4.3 Business Results
- Search Time: from 30 minutes to 15 seconds (120x faster)
- L2 Support: ticket processing time reduced by 40%
- Compliance: successfully passed security audit and Penetration Test
- Adoption: 3,500 active users within 3 months
5. Infrastructure and Scaling
5.1 Hardware Requirements
Table 9. Server Specifications
| Component | Configuration | Purpose |
|---|---|---|
| LLM Server | 4x NVIDIA A100 80GB, 512GB RAM | vLLM inference |
| Embedding Server | 1x NVIDIA A10, 64GB RAM | E5-large-v2 |
| Reranker | 1x NVIDIA A10, 64GB RAM | BGE-Reranker |
| Qdrant Cluster | 3 nodes, 128GB RAM, NVMe SSD | Vector storage |
| Elasticsearch | 3 nodes, 64GB RAM, SSD | BM25 index |
5.2 Kubernetes Deployment
For high availability in the banking perimeter, vLLM is deployed with a minimum of 2 replicas (SPOF elimination). Horizontal scaling is configured on vllm_requests_running metric with a threshold of 10 concurrent requests.

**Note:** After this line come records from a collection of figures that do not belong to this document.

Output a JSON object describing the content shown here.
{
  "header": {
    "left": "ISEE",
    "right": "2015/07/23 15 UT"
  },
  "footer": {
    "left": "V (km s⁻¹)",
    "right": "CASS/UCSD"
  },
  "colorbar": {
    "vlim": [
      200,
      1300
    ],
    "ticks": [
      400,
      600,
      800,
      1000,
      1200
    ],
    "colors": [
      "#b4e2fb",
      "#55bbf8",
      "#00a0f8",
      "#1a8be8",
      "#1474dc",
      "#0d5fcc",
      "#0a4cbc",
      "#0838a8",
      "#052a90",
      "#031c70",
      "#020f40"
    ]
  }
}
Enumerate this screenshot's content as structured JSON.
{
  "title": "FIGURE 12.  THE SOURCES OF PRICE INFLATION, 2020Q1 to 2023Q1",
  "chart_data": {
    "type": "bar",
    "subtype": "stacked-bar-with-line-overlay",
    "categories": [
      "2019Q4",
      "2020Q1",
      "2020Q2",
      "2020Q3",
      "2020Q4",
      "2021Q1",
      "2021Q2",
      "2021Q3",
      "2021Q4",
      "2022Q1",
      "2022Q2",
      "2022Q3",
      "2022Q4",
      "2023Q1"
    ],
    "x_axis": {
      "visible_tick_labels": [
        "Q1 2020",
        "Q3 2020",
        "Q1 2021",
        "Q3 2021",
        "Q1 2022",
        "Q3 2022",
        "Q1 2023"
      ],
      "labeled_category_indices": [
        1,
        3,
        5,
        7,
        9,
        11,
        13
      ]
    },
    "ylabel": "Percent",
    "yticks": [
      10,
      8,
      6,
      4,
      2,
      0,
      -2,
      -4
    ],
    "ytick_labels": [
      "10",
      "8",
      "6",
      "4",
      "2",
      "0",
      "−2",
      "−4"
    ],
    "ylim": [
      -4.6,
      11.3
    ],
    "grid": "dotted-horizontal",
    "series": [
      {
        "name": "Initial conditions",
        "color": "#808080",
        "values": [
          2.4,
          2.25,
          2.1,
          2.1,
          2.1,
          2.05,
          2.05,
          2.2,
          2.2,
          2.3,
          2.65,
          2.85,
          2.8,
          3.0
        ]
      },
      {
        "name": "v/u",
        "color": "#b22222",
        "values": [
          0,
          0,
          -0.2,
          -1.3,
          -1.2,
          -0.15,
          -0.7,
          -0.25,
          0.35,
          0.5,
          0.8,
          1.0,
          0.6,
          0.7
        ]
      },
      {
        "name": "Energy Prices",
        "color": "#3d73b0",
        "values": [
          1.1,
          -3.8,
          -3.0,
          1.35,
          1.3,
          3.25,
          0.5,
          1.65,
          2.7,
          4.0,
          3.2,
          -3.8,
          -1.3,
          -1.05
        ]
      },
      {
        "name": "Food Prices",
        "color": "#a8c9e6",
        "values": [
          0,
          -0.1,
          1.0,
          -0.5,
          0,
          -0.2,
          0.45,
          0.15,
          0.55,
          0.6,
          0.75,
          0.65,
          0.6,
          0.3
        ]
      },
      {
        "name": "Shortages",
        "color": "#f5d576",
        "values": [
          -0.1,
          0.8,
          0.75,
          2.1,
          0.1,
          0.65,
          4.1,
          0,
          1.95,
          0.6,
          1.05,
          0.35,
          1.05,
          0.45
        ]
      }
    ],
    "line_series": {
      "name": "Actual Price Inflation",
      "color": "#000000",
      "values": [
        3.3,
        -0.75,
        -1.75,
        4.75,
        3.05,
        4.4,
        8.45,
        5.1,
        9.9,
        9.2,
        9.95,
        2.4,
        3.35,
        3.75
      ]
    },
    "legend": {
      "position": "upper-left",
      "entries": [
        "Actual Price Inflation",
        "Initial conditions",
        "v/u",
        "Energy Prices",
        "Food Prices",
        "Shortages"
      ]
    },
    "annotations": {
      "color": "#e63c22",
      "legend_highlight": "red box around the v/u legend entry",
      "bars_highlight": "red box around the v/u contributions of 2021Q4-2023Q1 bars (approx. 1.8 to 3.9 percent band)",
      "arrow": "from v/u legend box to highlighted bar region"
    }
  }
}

6. Conclusions and Recommendations
This deployment confirmed that Self-Hosted RAG based on Llama 3, Qdrant, and vLLM is the only path to enterprise-grade AI search in regulated industries.
Key Takeaways:
- Self-Hosted LLM is mandatory for GDPR compliance and financial regulations
- Hybrid Search (BM25 + Vectors) is critical for accurate search across structured documents
- Reranking improves accuracy by 30-50% — a mandatory component
- ACL Pre-Filtering must be at retrieval level, not post-processing
- vLLM with PagedAttention provides production-grade throughput
Recommendation: This architecture is applicable to any organization with data residency requirements: government sector, healthcare, defense, telecom.